Thank you ever so much for that Rachel. I am sorry that the book is so disturbing - it is very brutal indeed for the first few chapters but it does calm down & cheer up in the end ( which was how it lived, really).

Borders made an initial mistake with categorisation and a directive has now gone out to all stores to put the book in the right place - biography/real lives, not self-help(!). It is infuritating that it was put in self help and I was really fed up when I found out! But apparently it happens all the time - last week, a book on Martin Luther, the 16th century German theologian was put into 'black history' by mistake
( they thought it was about Martin Luther King!)

It's interesting to read your flagging up as a blog reader about bits lifted from the blog. The whole thing was written from scratch, but there were some parts where I thought I can't really alter the way I wrote about it contemporaneously, it's authentic experience which I need to keep in - so I retyped what I wrote then in a few cases, rather than edit it and change it with hindsight. Ditto the description of being on the carriage, which was used in the Sunday Times and the book, but was taken from an original blog entry written as I was actually having a full scale flashback attack, so it was hyper-vivid and highly-detailed.
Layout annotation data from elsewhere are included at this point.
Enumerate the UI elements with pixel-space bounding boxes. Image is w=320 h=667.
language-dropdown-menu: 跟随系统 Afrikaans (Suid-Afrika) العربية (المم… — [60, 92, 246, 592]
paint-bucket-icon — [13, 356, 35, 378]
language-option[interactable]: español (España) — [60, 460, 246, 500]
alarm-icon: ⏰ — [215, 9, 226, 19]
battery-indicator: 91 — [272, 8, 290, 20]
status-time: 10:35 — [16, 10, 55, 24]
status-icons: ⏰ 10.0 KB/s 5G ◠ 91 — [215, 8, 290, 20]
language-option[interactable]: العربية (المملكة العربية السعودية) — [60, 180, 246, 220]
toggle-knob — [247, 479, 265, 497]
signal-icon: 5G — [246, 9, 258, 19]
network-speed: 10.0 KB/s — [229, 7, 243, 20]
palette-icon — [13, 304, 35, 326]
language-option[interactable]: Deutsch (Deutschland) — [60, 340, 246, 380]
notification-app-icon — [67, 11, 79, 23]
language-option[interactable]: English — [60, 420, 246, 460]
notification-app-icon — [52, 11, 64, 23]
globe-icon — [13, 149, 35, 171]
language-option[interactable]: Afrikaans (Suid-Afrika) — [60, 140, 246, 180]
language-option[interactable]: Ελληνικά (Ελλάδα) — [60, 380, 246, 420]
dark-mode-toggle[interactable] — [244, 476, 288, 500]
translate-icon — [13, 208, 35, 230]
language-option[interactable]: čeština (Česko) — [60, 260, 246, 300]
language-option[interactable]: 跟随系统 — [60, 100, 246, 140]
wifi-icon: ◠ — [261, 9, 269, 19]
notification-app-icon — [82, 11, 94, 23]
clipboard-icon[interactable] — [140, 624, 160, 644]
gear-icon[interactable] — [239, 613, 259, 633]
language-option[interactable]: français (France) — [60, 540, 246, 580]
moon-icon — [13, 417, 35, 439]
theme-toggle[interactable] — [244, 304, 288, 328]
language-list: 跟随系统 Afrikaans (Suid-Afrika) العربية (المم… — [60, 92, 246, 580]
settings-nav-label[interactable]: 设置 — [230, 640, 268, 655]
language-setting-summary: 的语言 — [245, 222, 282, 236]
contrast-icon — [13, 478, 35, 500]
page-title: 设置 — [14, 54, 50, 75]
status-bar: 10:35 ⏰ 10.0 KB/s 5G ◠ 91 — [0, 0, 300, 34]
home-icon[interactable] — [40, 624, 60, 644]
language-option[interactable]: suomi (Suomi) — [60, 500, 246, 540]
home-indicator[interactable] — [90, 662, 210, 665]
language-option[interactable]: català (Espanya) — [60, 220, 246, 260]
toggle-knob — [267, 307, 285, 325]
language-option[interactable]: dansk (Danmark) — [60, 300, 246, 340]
I am very grateful to you for reading and reviewing it, and I will put a link up on the blog sidebar to your review. And I hope that it doesn't disturb you too much - it's a hard balance between writing the truth, in a way that gets across how shocking it was and why PTSD developed - and actually traumatising people!

Rachel said...
This comment has been removed by the author.
Rachel said...

Thanks Rachel for your response. It is rather surreal receiving commentary on my review from the author herself!

It didn't traumatise me too much (!); I am glad that I read it. Despite having only the most tenuous of connections with 7/7 (in that I live here and that my boyfriend was on the bakerloo line platform at Edgware Road and heard that thud of the explosion - although he didn't of course know what it was at the time) I have found myself reading and reading and trying to find out information. Mainly I suppose because it could have happened to me, and being as I am, like to find out things.

Out of the Tunnel provided some of those answers for me and also highlighted the area of PTSD of which I know/knew very little. Very useful information which I hope I will never need to know.

I look forward to your next book which I hope will be a novel!